Is there genuine curiosity (even dare I say wrongthink) left in the RS or is it just another polite social club for people to gather and feel smug about the consensuses they've formed.

3 comments

The Royal Society is important because it is where the UK government go when they need good advice on scientific issues. Many people in the US might think that their government doesn't need good advice on scientific issues but, as they will find out, they are wrong.
If so, why would one automatically assume Musk has the bad advice and the rest of them have good advice? It's awfully ironic as science is literally the process of demonstrating the widely-accepted wisdom (preeminent theory) wrong.

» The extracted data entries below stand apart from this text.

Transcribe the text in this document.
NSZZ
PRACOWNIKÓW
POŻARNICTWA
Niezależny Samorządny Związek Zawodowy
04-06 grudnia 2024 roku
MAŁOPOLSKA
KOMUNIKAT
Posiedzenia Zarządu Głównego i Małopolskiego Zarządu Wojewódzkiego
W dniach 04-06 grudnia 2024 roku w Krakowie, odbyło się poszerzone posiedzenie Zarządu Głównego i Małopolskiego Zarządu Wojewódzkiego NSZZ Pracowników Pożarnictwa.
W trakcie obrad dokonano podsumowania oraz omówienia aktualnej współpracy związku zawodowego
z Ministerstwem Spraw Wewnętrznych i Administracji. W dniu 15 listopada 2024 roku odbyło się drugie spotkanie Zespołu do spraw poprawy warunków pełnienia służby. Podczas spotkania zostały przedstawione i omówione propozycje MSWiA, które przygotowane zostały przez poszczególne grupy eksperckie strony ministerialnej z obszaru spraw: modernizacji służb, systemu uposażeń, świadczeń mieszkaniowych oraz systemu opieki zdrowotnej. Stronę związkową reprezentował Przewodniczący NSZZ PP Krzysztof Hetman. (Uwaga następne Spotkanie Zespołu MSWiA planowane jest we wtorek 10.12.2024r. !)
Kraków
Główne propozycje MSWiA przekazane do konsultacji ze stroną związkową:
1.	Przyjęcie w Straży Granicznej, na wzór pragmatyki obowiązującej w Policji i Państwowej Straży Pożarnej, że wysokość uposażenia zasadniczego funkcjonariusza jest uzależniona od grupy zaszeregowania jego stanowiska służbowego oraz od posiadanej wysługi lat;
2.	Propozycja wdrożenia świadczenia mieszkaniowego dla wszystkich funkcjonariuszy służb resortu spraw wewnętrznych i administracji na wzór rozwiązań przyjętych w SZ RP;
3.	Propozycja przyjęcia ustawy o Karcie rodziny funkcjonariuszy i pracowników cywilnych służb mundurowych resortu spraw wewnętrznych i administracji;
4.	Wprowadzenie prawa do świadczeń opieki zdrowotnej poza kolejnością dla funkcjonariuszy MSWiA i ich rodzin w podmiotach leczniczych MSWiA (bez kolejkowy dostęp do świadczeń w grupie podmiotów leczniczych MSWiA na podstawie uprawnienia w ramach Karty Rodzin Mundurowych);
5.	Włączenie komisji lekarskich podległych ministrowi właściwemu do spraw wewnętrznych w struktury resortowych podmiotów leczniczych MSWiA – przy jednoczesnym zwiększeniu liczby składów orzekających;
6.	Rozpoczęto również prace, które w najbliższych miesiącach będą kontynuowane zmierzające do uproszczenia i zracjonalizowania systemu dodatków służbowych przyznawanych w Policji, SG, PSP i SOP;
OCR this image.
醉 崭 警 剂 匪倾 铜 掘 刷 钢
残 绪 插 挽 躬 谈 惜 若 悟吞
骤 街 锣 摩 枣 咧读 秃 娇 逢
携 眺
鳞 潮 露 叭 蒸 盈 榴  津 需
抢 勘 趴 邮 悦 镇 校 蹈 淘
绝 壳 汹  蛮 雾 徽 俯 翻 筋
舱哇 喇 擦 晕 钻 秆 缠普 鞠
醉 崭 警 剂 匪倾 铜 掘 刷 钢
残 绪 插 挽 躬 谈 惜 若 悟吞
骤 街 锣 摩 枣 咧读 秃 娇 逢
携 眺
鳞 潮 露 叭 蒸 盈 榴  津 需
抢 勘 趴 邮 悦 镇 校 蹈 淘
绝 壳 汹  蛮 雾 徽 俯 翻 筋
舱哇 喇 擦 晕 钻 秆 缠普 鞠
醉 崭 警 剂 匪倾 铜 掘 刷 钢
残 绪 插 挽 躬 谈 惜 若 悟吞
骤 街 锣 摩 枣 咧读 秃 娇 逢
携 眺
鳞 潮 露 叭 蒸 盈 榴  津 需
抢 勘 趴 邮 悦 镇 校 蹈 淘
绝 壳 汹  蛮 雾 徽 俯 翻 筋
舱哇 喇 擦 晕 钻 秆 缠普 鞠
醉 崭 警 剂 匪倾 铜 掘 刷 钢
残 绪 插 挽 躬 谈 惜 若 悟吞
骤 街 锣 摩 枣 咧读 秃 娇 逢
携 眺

Do you want to take a risk of going down the history as the society who estranged Galileo? Even the haters secretly know that the likelihood of Musk being remembered in history books is higher than a random FRS. In fact, that's likely why they are jealous and eager to write such letters.

> why would one automatically assume Musk has the bad advice

I don't think any of this is automatic. It's a considered response to the bias that Musk has recently demonstrated when discussing scientific topics.

It's generally the latter.
"How do you know" teaches us something; "how do you perceive it" does not.
>>non-mainstream opinions

It's a society of scientists - why would it admit or tolerate liars? Spreading obviously and easily provable misinformation online isn't "non-mainstream opinion" - it's just lying. Why would that be tolerated?